You may be asking yourself “So what is all of this talk about RAW? Should I be shooting in RAW?”
I commonly hear people say things like “Once I started shooting in RAW I won’t shoot in anything else?”, or “Memory cards are so cheap why shoot in anything other then RAW?”, and “Shooting in Jpeg is like owning a sports car and never taking it out of 2nd gear.”
So what exactly is RAW? The short version is that it is all of the light data the camera has captured. Jpeg is a possible interpretation of that data. This is an important distinction to understand. If you have the RAW file you can then create several extremely different interpretations during post. Which really is the time to use RAW, when you plan extensive post manipulation, either to achieve a look the camera can not create or because the lighting conditions are such that they dictate post op correction i.e. mixed light sources (tungsten and florescent) and extreme dynamic range (very bright harsh light), then that is the time you will need to use the RAW setting.
So to answer “Should I be shooting in RAW?” Generally no. I know you may be thinking, “But you just said it lets you do these great things, why not shoot RAW?”
Well for one thing, while memory cards are cheap, computer hard drive space is a bit more precious.
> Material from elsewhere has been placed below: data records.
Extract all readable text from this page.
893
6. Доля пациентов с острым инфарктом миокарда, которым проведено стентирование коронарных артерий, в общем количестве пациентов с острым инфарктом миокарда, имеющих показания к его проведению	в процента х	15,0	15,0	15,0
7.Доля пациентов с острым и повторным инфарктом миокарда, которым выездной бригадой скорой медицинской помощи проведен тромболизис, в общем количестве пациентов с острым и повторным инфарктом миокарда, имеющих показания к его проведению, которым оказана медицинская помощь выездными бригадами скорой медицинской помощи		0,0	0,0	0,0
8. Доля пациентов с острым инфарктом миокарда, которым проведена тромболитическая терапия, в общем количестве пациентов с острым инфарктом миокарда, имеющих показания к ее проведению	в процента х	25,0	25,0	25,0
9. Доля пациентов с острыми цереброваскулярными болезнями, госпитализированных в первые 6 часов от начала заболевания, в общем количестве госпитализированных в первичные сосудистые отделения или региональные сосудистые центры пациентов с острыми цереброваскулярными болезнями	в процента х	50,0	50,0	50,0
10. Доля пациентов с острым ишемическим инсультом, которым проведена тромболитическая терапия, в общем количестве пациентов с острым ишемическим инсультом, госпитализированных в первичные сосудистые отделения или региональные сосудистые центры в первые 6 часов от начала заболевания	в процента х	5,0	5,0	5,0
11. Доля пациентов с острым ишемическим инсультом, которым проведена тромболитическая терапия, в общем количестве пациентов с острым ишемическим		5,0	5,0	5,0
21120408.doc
This may not be an issue for you if you only shoot a few thousand photos a year, it is not uncommon for me to shoot 2000 photos in a week. At this rate of fire I not only avoid RAW I throw out a lot of good images so I have plenty of space for the images I am selling and the really good and great images.
Another is work flow, particularly speed of work flow. RAW takes longer to download, longer to process, just for a start. But how much time are you going to spend beyond that in post? If you are working on a project that needs a lot of post then the time is already considered. Most of the rest of your images should not need a lot of post, if they do you need to correct your shooting.
“So what about the sports car analogy?” you may ask. Lets take the analogy a little farther. If creating a photograph is a mile long trip, the camera is the last two blocks. Do you need a sports car to go two blocks? A photo starts with an idea, it consists of subject and background, all of which is bathed in light to bring the idea to life A photograph is much more then just shutter, aperture, ISO, the camera only gives you shutter, aperture, ISO. Shooting in RAW does not change that.
Most of what you shoot you will be able to shoot in Jpeg, it will speed your work flow save you space, but more importantly it will limit your ability to just shrug and go “I can correct that color / exposure or what ever later and force you to be a more aware shooter. Greater awareness will bread greater skill. So whenever possible shoot in Jpeg.